Open source and federation mean open source and federation, I don’t see why it shouldn’t be free and legal to scrape for Lemmy and Mastadon. However maybe the servers could issue rate limits and suspicious block lists so they don’t go down due to scrapes.
What I don’t understand is why Reddit didn’t institute the following: All api requests are free up to 100,000 per month per user token. Also in our terms of service you can not use us to train AI models without paying this fee.
I’m with you on that. AI is the future. Just because xxx big corp is doing AI training for their closed source product doesnt mean that open source models won’t also benefit. If you post to a public space you should expect it to be read.
Interesting. I wonder if they already got an offer that matches their new API pricing, and they decided to up everything to match that cost and avoid being sued later.
Like, there seems to be some urgency between them announcing and upping the price. What was it? Is this the reason? A confirmed, extremely wealthy and extremly naive buyer?
The API pricing likely has something to do with the revenue per user calculations. Reddit is aiming for IPO but their valuation tanked over the past two years. That might be why the admins have decided to strong arm this with such a short notice.

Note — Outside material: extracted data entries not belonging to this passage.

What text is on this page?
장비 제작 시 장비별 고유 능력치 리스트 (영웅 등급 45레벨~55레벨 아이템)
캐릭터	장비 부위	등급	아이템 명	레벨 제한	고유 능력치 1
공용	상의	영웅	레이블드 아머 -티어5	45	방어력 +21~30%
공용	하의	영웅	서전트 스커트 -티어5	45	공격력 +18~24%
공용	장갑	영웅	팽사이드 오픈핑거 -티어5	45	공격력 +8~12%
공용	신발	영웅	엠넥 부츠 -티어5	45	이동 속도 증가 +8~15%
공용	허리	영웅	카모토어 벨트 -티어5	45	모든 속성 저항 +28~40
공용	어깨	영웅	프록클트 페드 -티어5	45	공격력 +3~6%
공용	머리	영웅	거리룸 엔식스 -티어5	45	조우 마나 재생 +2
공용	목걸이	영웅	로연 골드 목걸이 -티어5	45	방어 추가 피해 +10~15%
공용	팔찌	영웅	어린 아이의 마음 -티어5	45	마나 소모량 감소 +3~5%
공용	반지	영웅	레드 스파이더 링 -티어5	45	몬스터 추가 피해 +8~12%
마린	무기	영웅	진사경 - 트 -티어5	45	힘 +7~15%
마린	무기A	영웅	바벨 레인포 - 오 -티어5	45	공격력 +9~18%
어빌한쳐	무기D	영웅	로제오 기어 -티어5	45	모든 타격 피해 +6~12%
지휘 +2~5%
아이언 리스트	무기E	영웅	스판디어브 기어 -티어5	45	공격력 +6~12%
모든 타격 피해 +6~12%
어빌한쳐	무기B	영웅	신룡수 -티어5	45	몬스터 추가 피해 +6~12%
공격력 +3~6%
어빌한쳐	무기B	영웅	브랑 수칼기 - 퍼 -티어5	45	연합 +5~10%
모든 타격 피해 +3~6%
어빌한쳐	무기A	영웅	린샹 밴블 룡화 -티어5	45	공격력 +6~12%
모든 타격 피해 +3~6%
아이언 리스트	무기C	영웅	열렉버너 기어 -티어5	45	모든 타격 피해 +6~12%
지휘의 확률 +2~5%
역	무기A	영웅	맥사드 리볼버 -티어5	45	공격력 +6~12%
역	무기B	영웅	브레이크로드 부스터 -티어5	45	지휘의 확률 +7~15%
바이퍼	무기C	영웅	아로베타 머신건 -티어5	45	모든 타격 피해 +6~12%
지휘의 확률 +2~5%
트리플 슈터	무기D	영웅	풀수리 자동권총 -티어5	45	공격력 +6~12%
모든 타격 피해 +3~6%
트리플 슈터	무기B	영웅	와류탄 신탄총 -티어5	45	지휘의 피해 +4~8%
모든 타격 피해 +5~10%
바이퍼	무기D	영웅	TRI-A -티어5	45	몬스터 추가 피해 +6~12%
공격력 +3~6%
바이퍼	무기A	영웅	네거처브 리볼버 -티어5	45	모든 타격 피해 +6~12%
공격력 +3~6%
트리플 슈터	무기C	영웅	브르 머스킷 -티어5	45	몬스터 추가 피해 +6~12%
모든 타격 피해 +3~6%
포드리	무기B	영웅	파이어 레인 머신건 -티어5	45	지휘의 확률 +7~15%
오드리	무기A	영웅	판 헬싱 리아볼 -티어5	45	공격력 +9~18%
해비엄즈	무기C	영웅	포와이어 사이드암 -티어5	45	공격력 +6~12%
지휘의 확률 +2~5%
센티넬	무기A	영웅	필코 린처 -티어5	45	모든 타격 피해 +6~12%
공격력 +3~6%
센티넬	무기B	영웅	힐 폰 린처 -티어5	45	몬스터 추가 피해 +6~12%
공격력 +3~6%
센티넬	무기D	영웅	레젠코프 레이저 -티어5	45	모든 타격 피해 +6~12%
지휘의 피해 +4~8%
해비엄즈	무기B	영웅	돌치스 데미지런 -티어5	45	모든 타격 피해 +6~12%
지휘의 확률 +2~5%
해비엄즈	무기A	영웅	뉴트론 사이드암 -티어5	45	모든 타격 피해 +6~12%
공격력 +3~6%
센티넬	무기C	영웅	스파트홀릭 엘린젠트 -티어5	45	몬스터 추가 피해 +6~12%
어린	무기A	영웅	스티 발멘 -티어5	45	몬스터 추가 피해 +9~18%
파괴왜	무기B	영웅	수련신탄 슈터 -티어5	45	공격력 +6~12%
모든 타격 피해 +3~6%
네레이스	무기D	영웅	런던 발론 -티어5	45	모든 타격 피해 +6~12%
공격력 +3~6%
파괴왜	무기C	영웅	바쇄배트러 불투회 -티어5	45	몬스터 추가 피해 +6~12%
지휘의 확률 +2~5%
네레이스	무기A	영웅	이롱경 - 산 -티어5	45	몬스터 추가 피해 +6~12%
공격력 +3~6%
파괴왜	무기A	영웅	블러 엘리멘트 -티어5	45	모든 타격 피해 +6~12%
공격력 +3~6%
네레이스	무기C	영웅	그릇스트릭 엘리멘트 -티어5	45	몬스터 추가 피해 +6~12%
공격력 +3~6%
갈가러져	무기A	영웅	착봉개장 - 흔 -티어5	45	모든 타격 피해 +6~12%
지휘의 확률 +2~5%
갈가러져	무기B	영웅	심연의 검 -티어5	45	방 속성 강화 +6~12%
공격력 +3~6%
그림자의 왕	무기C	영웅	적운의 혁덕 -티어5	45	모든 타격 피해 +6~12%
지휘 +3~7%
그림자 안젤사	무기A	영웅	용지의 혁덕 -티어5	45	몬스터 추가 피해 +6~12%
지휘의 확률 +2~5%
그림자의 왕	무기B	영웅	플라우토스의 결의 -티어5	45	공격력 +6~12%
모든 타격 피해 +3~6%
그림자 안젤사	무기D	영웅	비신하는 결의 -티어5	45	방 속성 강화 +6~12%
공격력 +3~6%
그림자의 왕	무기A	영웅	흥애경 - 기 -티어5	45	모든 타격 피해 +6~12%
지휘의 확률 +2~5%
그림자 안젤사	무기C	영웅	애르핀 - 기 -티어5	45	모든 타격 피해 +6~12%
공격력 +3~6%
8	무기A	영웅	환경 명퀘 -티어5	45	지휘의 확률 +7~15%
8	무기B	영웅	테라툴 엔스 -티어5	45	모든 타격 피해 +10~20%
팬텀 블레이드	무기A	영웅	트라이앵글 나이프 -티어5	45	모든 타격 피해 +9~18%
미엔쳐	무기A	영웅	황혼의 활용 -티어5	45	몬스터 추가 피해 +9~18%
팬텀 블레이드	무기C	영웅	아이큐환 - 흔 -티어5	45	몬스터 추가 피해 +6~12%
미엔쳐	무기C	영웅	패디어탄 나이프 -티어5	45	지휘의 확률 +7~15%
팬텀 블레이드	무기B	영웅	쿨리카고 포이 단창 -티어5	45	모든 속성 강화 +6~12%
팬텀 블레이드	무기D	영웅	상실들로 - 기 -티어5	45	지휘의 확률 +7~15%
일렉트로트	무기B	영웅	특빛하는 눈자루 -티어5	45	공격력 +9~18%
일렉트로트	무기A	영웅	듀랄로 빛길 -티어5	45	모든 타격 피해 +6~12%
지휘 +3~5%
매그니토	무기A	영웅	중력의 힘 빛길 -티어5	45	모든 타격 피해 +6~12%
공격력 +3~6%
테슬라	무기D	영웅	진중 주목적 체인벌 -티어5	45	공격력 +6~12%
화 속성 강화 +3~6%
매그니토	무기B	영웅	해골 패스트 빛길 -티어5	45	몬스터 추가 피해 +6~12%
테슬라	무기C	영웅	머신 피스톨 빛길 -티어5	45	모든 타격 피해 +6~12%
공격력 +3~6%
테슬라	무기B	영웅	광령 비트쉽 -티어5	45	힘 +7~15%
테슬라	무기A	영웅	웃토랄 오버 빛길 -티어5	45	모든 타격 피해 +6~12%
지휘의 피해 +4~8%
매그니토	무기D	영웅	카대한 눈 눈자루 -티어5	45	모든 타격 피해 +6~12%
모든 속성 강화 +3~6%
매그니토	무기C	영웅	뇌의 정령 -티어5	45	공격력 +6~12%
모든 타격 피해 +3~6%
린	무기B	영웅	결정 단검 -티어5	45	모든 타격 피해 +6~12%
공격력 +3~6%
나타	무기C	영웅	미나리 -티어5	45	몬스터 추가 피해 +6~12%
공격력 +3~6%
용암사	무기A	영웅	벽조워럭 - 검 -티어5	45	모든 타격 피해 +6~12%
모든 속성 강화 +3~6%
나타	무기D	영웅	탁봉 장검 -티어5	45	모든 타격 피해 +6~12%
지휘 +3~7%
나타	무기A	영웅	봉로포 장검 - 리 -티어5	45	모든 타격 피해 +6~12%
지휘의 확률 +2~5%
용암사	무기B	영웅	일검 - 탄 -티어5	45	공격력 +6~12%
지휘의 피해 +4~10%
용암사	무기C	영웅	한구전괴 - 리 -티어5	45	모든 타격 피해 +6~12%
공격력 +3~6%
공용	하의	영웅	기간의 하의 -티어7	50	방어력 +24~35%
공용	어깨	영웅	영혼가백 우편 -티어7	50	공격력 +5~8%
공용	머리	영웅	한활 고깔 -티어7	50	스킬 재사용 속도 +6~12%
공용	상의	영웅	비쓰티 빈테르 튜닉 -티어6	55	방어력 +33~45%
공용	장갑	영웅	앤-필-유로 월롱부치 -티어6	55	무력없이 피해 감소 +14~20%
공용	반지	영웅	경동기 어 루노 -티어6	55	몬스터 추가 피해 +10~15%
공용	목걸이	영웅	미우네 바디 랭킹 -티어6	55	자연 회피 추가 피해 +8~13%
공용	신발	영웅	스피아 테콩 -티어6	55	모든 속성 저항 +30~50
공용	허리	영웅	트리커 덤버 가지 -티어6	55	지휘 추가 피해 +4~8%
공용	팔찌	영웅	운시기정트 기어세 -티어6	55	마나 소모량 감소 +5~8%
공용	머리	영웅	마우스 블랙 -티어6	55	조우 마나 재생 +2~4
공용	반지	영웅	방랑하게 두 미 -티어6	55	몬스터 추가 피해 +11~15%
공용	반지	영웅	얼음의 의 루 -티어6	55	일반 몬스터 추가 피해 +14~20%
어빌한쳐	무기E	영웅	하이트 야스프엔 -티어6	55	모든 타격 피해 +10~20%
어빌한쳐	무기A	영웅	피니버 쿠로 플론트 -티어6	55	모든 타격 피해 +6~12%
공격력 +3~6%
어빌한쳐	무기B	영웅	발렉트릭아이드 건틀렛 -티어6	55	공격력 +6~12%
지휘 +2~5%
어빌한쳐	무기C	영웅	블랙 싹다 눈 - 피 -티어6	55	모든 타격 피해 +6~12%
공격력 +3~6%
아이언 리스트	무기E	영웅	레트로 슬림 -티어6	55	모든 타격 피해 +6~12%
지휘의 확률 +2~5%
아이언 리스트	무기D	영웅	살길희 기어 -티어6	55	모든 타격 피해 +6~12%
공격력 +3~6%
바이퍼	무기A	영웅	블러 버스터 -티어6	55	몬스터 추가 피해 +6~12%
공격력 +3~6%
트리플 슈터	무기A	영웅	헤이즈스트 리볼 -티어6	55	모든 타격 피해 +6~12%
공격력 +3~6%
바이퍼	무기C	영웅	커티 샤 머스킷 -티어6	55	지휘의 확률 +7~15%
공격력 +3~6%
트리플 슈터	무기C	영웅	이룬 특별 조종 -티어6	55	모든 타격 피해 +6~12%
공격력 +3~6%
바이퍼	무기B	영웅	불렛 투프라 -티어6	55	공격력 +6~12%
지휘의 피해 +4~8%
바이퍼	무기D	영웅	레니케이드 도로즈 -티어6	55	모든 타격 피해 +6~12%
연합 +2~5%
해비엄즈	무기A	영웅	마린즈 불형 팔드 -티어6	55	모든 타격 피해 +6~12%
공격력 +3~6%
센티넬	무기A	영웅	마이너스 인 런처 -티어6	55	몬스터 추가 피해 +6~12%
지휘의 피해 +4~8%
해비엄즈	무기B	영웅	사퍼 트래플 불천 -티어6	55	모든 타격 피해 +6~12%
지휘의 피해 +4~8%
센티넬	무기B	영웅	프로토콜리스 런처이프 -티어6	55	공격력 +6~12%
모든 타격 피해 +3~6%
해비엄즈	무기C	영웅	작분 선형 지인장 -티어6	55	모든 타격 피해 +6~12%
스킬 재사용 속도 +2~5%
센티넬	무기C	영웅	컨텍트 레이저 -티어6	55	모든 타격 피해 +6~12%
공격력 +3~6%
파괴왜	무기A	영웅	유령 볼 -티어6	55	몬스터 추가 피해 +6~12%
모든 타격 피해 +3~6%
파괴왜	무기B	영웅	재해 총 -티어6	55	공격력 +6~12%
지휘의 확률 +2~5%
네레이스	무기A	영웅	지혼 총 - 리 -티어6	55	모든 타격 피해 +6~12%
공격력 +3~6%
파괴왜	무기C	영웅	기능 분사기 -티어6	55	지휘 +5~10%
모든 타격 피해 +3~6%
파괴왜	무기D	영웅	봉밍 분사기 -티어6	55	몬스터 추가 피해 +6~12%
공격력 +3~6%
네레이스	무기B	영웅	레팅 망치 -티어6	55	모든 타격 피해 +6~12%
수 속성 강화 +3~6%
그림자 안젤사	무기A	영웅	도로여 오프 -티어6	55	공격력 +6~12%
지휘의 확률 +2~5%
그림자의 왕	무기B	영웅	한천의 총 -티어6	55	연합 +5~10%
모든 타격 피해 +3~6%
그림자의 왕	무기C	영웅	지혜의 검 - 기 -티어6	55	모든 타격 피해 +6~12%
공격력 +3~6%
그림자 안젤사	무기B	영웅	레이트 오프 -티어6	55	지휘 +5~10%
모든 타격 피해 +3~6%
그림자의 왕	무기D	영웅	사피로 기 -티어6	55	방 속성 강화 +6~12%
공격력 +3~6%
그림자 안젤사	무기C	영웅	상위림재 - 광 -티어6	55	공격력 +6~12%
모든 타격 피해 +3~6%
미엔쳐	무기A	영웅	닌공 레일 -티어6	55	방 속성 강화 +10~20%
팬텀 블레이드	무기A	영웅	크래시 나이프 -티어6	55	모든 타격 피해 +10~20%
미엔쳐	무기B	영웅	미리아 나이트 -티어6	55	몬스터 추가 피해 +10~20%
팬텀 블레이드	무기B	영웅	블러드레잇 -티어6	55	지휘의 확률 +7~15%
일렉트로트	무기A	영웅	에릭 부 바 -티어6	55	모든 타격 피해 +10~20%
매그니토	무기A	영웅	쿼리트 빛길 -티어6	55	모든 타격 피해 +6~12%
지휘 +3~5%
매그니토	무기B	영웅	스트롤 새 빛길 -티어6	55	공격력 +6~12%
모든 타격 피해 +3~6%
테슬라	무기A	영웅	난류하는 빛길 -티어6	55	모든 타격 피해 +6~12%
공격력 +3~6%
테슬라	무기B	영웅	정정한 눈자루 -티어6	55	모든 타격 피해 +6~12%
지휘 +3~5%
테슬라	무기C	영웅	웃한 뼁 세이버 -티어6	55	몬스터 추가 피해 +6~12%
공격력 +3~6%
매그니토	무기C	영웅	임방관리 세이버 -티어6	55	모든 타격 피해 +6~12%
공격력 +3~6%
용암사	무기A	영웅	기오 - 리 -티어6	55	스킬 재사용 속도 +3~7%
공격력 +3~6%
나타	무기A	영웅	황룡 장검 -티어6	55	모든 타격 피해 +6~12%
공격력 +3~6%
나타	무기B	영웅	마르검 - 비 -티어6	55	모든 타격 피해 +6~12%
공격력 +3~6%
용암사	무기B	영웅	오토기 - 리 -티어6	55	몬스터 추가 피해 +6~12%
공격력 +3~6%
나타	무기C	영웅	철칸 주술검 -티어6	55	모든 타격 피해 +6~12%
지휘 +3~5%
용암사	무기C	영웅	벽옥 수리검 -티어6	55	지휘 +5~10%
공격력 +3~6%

If big tech trains AI using reddit interactions, out species is doomed 🤣
If he thinks locking down the API is going to stop them, he’s bumped his head. These companies have more than enough manpower to write and maintain an HTML scraper for Reddit.
That opens them up to massive legal problems if they do. AI companies are going to need to prove their training data was legit obtained.
Man, even I can do that and I’m hardly a programmer.
Creating a web scraper vs actually maintaining one that is effective and works is two different things. It’s very easy to fight web scraping if you know what you are doing.
Right, but these are big companies with lots of talented programmers on hand. If anyone can overcome such an obstacle, it’s them.
Also, Google and Microsoft already have a search index full of Reddit content to scrape.
You are right. You would need a team of skilled scrapers and network engineers though would know how to get around rate limiters with some kind of external load balancer or something along those lines.
Rate limiters work on IP source. This is easily bypassed with a rotating proxy. There are even SaaS that offer this. The trick is to not use large subnets that can be easily blocked. You have to use a lot of random /32 IPs to be effective.
That problem is already solved. Google and Microsoft are already fetching every single page on Reddit for search engine indexing.
Could they be doing that already because of the still open API of Reddit and that will soon change? I just feel like it’s easier for them currently and it will be tougher once the API changes are implemented.
No. Search engines fetch pages using plain old HTTP
GET
requests, same as how browsers fetch pages. There is some difficulty in parsing the HTML and extracting meaningful content, but it’s too late: the HTML is already stored on Google/Microsoft servers, ready for extraction, and there’s nothing Reddit can do to stop them.Reddit can make future content harder to extract, but not without also making it invisible to search engines, which would cause Reddit to disappear from Google Search and Bing.
That’s why I say trying to charge money for AI training data is a fool’s errand. These facts make it impossible. That doesn’t mean Spez won’t try, but it does mean he won’t succeed.
It would be better to just leave the api running as it is now because if you change nothing the data flow will not significantly change either.